While the Canadiens did ride Halak through three rounds of the post-season, you have to wonder if maybe they could have done better if he was given the reigns earlier. Maybe they would have finished higher than eighth, wouldn’t have needed to fight like dogs just to make the playoffs, and could have gone all the way.
Of course, hindsight is 20/20, but I think Wilson is trying to avoid doing what Martin did. He’s giving Gustavsson the starts because he’s winning. Granted, Reimer hasn’t had a chance to prove himself in almost a month. He got one start, and that was against arguably the hottest team in the Eastern Conference. He let in one (maybe two) shaky goals, and has been stapled to the bench since then.
Meanwhile, Gustavsson has gotten to play the Minnesota Wild (11 straight road losses), the Winnipeg Jets (six games below .500 on the road), the Buffalo Sabres (suddenly last in the Eastern Conference), and the New York Islanders (second-last in the Eastern Conference).
Brady made a great analogy on the radio this morning. Saying Reimer is struggling is akin to returning a car and complaining it’s not working well when you’ve only driven it twice in the last month.
I think we’ll continue to see Gustavsson until he starts playing like the Gustavsson of old. If that never happens, then he’ll probably lead the Leafs into the playoffs. But if it does, we certainly haven’t seen the last of Reimer as the number one man in Toronto.

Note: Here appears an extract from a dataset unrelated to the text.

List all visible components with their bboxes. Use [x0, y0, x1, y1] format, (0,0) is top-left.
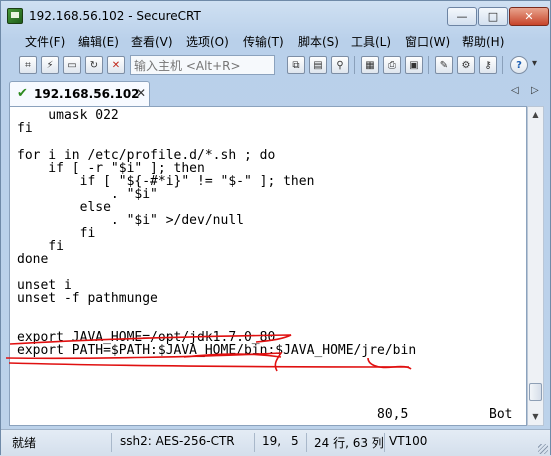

After all, Reimer is locked up for two more years, so he’s not going anywhere. Gustavsson is an unrestricted free agent at the end of this season. And as much as he loves living and playing in Toronto, it’s hard to imagine him sticking around without some acknowledgement that he’ll get a heavy workload. The Leafs aren’t going to be in a position to guarantee that, unless he leads them on a long playoff run.
The goaltending was supposed to be a source of stability this season. So far, it has been anything but that. It just gets more and more curious. I have a feeling I’ll be writing a part III to this series before the season is over.